La canonización del beato Pablo VI, papa que supo conducir con sabiduría y acompañar hasta el final el Concilio Vaticano II, convocado unos años antes por Juan XXIII, nos da la oportunidad de hacer un recorrido, aunque sintético, por algunos momentos significativos del acontecimiento conciliar en los que él fue propulsor e incansable «mediador» en busca de la concordia y de la comunión entre los padres conciliares.

El arzobispo de Milán Giovanni Battista Montini fue elegido al solio pontificio el 21 de junio de 1963. Para muchos vaticanistas —y no solamente para ellos—, su elección era altamente previsible, aunque no evidente. El Cónclave que lo eligió tras un día y medio de votaciones estaba compuesto por un buen número de cardenales «conservadores», en su mayoría italianos y curiales, que habrían preferido la elección de un candidato propio, como, por ejemplo, el cardenal friulano Ildebrando Antoniutti, o el marquesano Francesco Roberti.[1] Pero el Cónclave optó por un cardenal filoconciliar que llevara adelante con sabiduría y clarividencia el concilio iniciado por Juan XXIII. Prefirió, en sustancia, un hombre moderado que fuese capaz de mantener unidas las diversas almas de la asamblea conciliar, y esa figura fue rápidamente identificada en la del arzobispo de Milán más que en la del cardenal Giacomo Lercaro, apoyado por el ala más «progresista» del Cónclave.

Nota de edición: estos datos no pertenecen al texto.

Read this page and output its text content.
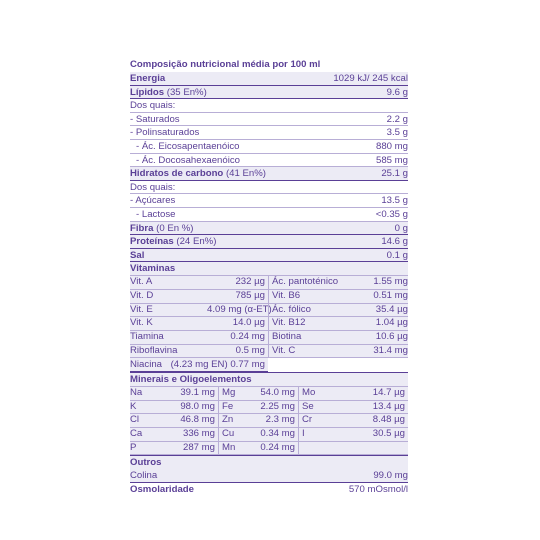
Composição nutricional média por 100 ml
Energia	1029 kJ/ 245 kcal
Lípidos (35 En%)	9.6 g
Dos quais:
- Saturados	2.2 g
- Polinsaturados	3.5 g
- Ác. Eicosapentaenóico	880 mg
- Ác. Docosahexaenóico	585 mg
Hidratos de carbono (41 En%)	25.1 g
Dos quais:
- Açúcares	13.5 g
- Lactose	<0.35 g
Fibra (0 En %)	0 g
Proteínas (24 En%)	14.6 g
Sal	0.1 g
Vitaminas
Vit. A	232 µg Ác. pantoténico	1.55 mg
Vit. D	785 µg Vit. B6	0.51 mg
Vit. E	4.09 mg (α-ET) Ác. fólico	35.4 µg
Vit. K	14.0 µg Vit. B12	1.04 µg
Tiamina	0.24 mg Biotina	10.6 µg
Riboflavina	0.5 mg Vit. C	31.4 mg
Niacina (4.23 mg EN) 0.77 mg
Minerais e Oligoelementos
Na	39.1 mg Mg	54.0 mg Mo	14.7 µg
K	98.0 mg Fe	2.25 mg Se	13.4 µg
Cl	46.8 mg Zn	2.3 mg Cr	8.48 µg
Ca	336 mg Cu	0.34 mg I	30.5 µg
P	287 mg Mn	0.24 mg
Outros
Colina	99.0 mg
Osmolaridade	570 mOsmol/l
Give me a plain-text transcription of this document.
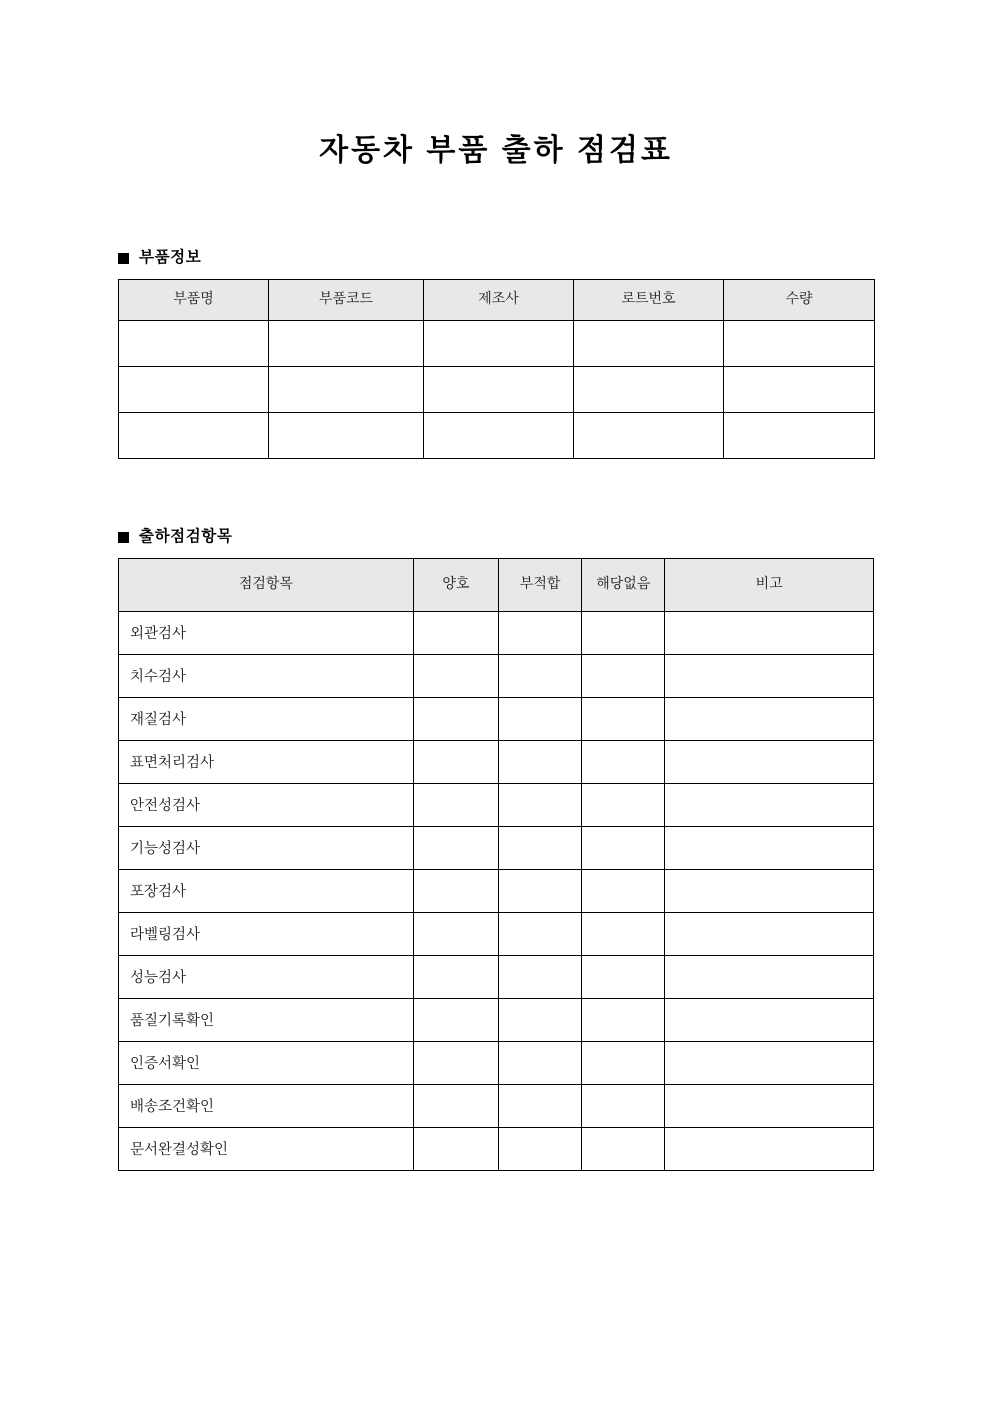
자동차 부품 출하 점검표
부품정보
부품명	부품코드	제조사	로트번호	수량

출하점검항목
점검항목	양호	부적합	해당없음	비고
외관검사				
치수검사				
재질검사				
표면처리검사				
안전성검사				
기능성검사				
포장검사				
라벨링검사				
성능검사				
품질기록확인				
인증서확인				
배송조건확인				
문서완결성확인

Montini era el candidato ideal para ambas líneas del Cónclave y del Concilio (en realidad, no simétricas: en el primero, los cardenales «conservadores» tenían una mayor representación): era un obispo residencial con experiencia pastoral y, al mismo tiempo, un hábil prelado, experto conocedor de los mecanismos de la curia romana. En la primera sesión conciliar había mantenido un perfil bajo: había intervenido una sola vez en el aula, para criticar, desde una posición de centro, el esquema sobre la Iglesia presentado por la Comisión Doctrinal presidida por el cardenal Alfredo Ottaviani.[2] En resumen, era afín del modo de ver de los llamados «progresistas» —que, a partir de la votación exploratoria sobre algunos puntos esenciales del De Ecclesia de octubre de 1963, se convirtió en la llamada «mayoría conciliar»—, pero era también sensible a las razones doctrinales de los llamados «conservadores», cuya mentalidad y bagaje cultural conocía bien desde los tiempos en que había trabajado en la Secretaría de Estado (1937-1954).